The tall man of his father’s generation, a man who had been first second to Mikhail, folded his arms. “You have no right to be here.” White lines bracketing his mouth, he stood his ground, though he was having difficulty meeting Valentin’s gaze.

While Sergey’s human half had rejected Valentin, the animal knew he was alpha, knew that Sergey shouldn’t be trying to oppose him. But Valentin wasn’t here to win by force. If it had been about that, he could’ve subjugated this group eight months ago, when he’d taken over from Zoya and they’d broken away.

“I don’t have time for a pissing contest.” Valentin was too angry to watch his words—if what he suspected was true, Sergey had let down not just a clanmate but a healer at that. “Someone is badly wounded, and you have only a trainee healer.” That trainee, Artem, had come with the splinter group because Sergey was his father—and because a healer needed to come with them. “Why haven’t you called Nova?”

“Artem is helping him,” Sergey insisted. “There’s no need to further stretch Nova. She’s already been to see us twice in the past week.”

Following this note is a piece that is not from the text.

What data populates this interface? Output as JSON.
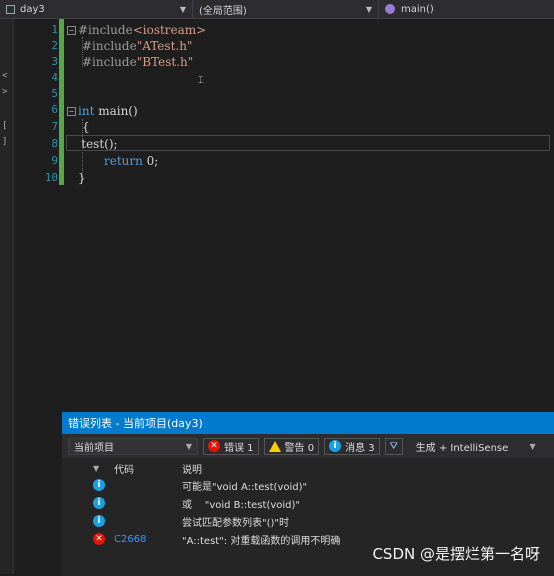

That statement might’ve softened Valentin if not for one thing. “Your son is killing himself for you.” Claws shoved at his fingertips, his bear enraged. “Nova warned me that Artem is already worn down to the bone. I knew you were a stubborn durak but I didn’t think you’d be stubborn enough to put your own child’s life at risk. Now, who the fuck is hurt?”

Sergey went white under the roaring force of Valentin’s dominance. “It’s Jovan.” His shoulders slumped. “He got into a fight with Laine and they both shifted. It went to hell in a heartbeat. Laine is scratched up but otherwise fine—he got Jovan in the gut with his claws.”

Valentin saw the pain on the other man’s face, saw the stress. But he also saw the guilt: the teens were becoming aggressive in the absence of an alpha to calm their bears, and Sergey knew it. They would discuss that later. Right now, Valentin had other priorities. “Take me to them.”

Sergey didn’t argue again, just turned and led Valentin into the cave system. Pinched faces and stark eyes met his when he walked in. A few jerked toward him, held themselves back at the last minute.

Valentin’s bear raged, wounded and angry, but Valentin couldn’t force this. These clanmates had to come to him, had to choose to trust him. He made eye contact with every bear he passed, and he smiled at the cubs—who did run to him, crying “Mishka! Mishka!”